To remove a key pair:

aws ec2 delete-key-pair --key-name my_salt_cloud_key

Provider

Add a provider to ~/repo/dev/module/deploy/salt-cloud/cloud.providers e.g:

kb_eu_west_1_public_ips:
  minion:
    master: master.pkimber.net
  ssh_interface: public_ips
  id: your-amazon-id
  key: 'your-amazon-key'
  keyname: my_salt_cloud_key
  private_key: /etc/salt/my_salt_cloud_key
  securitygroup: web
  location: eu-west-1
  availability_zone: eu-west-1a
  size: Micro Instance
  del_root_vol_on_destroy: True
  ssh_username: ubuntu
  rename_on_destroy: True
  provider: ec2

• Replace your-amazon-id with your AWS Access Key ID (see above)

• Replace your-amazon-key with your AWS Secret Access Key (see above)

• Update the keyname and private_key so they match the details for your own key.

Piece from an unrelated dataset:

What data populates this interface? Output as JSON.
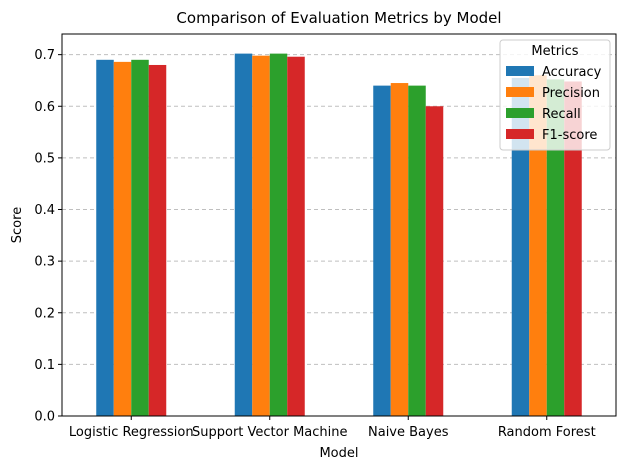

• Find the availability_zone for your location by running aws ec2 describe-availability-zones

• Make sure the securitygroup matches the name you chose.

Note

For information on the above settings, see http://salt-cloud.readthedocs.org/en/latest/topics/aws.html

Profile

Add an image to ~/repo/dev/module/deploy/salt-cloud/cloud.profiles e.g:

base_ec2_private:
  provider: kb_eu_west_1_private_ips
    image: ami-ff498688

• I chose ami-ff498688 from http://cloud-images.ubuntu.com/releases/14.04/release/ (which I hope is a 32 bit micro instance).

• The provider is the name of the section in cloud.providers

Usage

Create a test server:

sudo -i
salt-cloud \
  --profiles=/home/patrick/repo/dev/module/deploy/salt-cloud/cloud.profiles \
  --providers-config=/home/patrick/repo/dev/module/deploy/salt-cloud/cloud.providers \
  --profile base_ec2_private \
  test-ec2

• Replace patrick with your user name on the workstation.

• Replace test-ec2 with the name of the server you want to create.

Make a note of the publicIp and instanceId. If you need to find the instance ID later:

aws ec2 describe-instances --filter Name=tag:Name,Values=test-ec2

• replace test-ec2 with the name of the server you are looing for.

Log into your new server:

sudo -i
eval `ssh-agent`
ssh-add /etc/salt/my_salt_cloud_key
ssh [email protected]

Note

The IP address of the new server is the publicIp (see above).

To get root access (on this Ubuntu server):

sudo -i

Security Groups

For a web server, we need to add the db security group. Make a note of the GroupId for the web and db security groups:

aws ec2 describe-security-groups --group-names db
aws ec2 describe-security-groups --group-names web

Add these two security groups to the web server you just created:

aws ec2 modify-instance-attribute \
  --instance-id <instance id> \
  --groups <security group id> <db security group id>

• Replace <instance id> with the InstanceId of the server you just created.

• Replace <security group id> with the ID of the web security group (see awscli).

• Replace <db security group id> with the ID of the db security group.

Database

To find the Endpoint Address for your database instance:

aws rds describe-db-instances

You should be able to connect to your database instance using psql:

psql \
  --host=my-db-instance.cmf1ips9eg9s.eu-west-1.rds.amazonaws.com \
  --username=postgres postgres

• Enter the master user password when prompted (see apg in RDS, Create database).